A couple of months ago I watched a spectacular series, made in 2005, about Queen Elizabeth I entitled The Virgin Queen. It’s wonderfully written, directed, and acted. Also exceptional is the musical score by Martin Phipps. The title song, The Virgin Queen, performed by the Medieval Baebes, so moved me I sought out the Baebe’s founder Katharine Blake and interviewed her on an episode of the Chaos and Creativity podcast. The song is both inspirational and sentimental. Sadly, I can no longer play it on Apple’s Music app. Any attempt to do so displays the message: “This song not currently available in your country or region.”


I don’t get too excited about my Apple Music subscription, I mean, it’s fine; “fine” being a four letter word. Using the unintuitive app inspires at least a dozen expletives a week. Customer service is arduous an typically futile for complicated issues. But, whatever, the service works even if the whole experience feels mildy corporate despite having having had Dr. Dre, Jimmy Iovene, Trent Reznor, and many other music legends involved in expanding the streaming service when Apple purchased Beats. At the end of the day I’m paying for the music I listen to, which, in turn, gets the artists paid.


The support call with a very nice representative from Apple revealed The Virgin Queen song is no longer available on Apple Music. Somewhere, out there, a logical reason about expiring license rights exists, but it doesn’t change the fact I can no longer listen to a song I really like. Doubly frustrating is, (here we go), back in my day music came on a CD, a physical medium that couldn’t arbitrarily be removed from my collection. Yes, yes, yes, things are better now. For the most part streaming is fabulous except for the reason above, and the compromises in sound quality required to make the music efficiently transportable via the internet. But, having something so important to me, that I paid for, taken away is maddening. Maddening enough to force me to piracy.

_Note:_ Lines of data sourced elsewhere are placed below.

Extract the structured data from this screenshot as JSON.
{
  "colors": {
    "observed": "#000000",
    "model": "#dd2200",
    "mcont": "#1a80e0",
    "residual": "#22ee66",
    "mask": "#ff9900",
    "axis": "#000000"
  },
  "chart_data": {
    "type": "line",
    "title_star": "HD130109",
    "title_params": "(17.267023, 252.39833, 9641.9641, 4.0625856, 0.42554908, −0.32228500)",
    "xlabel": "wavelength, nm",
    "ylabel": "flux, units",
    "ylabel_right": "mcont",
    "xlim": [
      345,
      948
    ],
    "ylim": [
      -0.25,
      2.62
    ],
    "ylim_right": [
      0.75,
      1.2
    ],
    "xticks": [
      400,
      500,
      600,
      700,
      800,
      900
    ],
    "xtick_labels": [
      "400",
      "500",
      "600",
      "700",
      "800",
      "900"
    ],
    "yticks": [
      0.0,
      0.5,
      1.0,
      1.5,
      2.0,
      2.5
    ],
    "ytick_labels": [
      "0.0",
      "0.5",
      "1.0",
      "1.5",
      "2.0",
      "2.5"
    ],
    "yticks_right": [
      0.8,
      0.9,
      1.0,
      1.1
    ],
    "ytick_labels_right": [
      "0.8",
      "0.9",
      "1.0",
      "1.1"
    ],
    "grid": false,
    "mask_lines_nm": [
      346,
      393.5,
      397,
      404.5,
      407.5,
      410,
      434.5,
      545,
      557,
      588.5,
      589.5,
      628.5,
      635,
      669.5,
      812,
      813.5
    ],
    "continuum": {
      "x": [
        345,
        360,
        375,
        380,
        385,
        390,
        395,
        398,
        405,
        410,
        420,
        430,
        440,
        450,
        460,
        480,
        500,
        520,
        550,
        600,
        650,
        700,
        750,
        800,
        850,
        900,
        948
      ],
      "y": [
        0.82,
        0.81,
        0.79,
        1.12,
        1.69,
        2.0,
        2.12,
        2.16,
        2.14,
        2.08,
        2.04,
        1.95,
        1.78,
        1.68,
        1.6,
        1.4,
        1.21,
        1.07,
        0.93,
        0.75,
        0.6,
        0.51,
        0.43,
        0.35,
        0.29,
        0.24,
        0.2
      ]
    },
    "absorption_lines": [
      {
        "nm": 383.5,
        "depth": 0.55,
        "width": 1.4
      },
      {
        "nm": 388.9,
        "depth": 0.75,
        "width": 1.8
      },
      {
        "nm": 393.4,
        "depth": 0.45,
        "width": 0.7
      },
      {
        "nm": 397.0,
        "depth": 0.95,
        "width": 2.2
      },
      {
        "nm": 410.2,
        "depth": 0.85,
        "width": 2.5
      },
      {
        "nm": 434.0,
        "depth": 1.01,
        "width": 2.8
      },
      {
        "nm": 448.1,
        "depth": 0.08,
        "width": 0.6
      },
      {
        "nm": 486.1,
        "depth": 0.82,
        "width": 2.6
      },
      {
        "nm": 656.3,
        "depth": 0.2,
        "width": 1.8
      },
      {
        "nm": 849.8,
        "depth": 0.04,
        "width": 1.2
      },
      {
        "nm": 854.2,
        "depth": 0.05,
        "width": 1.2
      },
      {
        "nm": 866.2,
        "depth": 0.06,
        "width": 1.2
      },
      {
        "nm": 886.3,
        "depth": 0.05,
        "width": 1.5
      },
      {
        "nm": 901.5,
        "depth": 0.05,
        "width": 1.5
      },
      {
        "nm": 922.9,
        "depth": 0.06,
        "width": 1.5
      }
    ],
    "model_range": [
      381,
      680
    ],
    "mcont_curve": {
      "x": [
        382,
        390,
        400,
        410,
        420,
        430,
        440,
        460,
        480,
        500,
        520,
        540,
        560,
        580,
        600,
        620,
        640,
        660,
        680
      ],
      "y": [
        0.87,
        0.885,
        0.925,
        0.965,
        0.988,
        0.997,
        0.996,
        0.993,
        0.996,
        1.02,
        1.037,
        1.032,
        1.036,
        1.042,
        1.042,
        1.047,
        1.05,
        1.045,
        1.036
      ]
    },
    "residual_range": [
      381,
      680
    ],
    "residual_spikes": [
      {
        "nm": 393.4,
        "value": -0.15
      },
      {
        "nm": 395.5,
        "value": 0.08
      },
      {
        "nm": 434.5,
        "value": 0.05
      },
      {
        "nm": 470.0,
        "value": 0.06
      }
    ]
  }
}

Thankfully someone uploaded the The Virgin Queen song to YouTube. Following instructions found online, I was able to download the song to my laptop.

However, the feeling of victory was short-lived. Guilt crept over me like a dark cloud. In good conscience I couldn’t enjoy the music knowing the artist wasn’t getting compensated. To right the wrong I contacted Katharine Blake to arrange to send her a few bucks.


Ironically the massive success of Apple Music (iTunes) was due to Steve Job’s correct assumption that people weren’t drawn to music piracy sites because the music was free. It was because of the convenience of having a huge number of individual songs—not albums—available and easy to purchase, download, and play. It was all about freedom for the music fan. A freedom that is eroding, forcing the consumer to spend less time listening to music and more time debugging the music delivery service.

I just went to my Oasis playlist and all the songs are greyed out with the same “...country or region” error. Another twenty minutes with Apple support reveals, thankfully, the songs are still available, but the playlist needs to be reconstructed.

Too weary to waste anymore time with my iPhone I grabbed an old Oasis CD from my garage and slid it into probably one of the last CD players to be available in a late model car.

I wonder if music piracy is destined for a resurgence. Inexplicably, the legal way of listening to music, which used to be incredibly easy, is increasingly fraught with complexities both technological and legal leaving the end user powerless and frustrated. That’s usually how rebellion begins. Personally I’d prefer the corporate entities to get together and create a universal agreement for global music licensing. The idea of cross border restrictions in this day and age is absurd.

I’d also like to see Apple make a better music app. One where adding a song to a playlist, the most common action next to playing a song, was obvious. Hiding it in a long press popup next to an item entitled “add to library” is just silly.

It would be a dream if the marketing promise of every song ever recorded was available always and forever. I’d pay for that, thus ensuring the artists got paid too.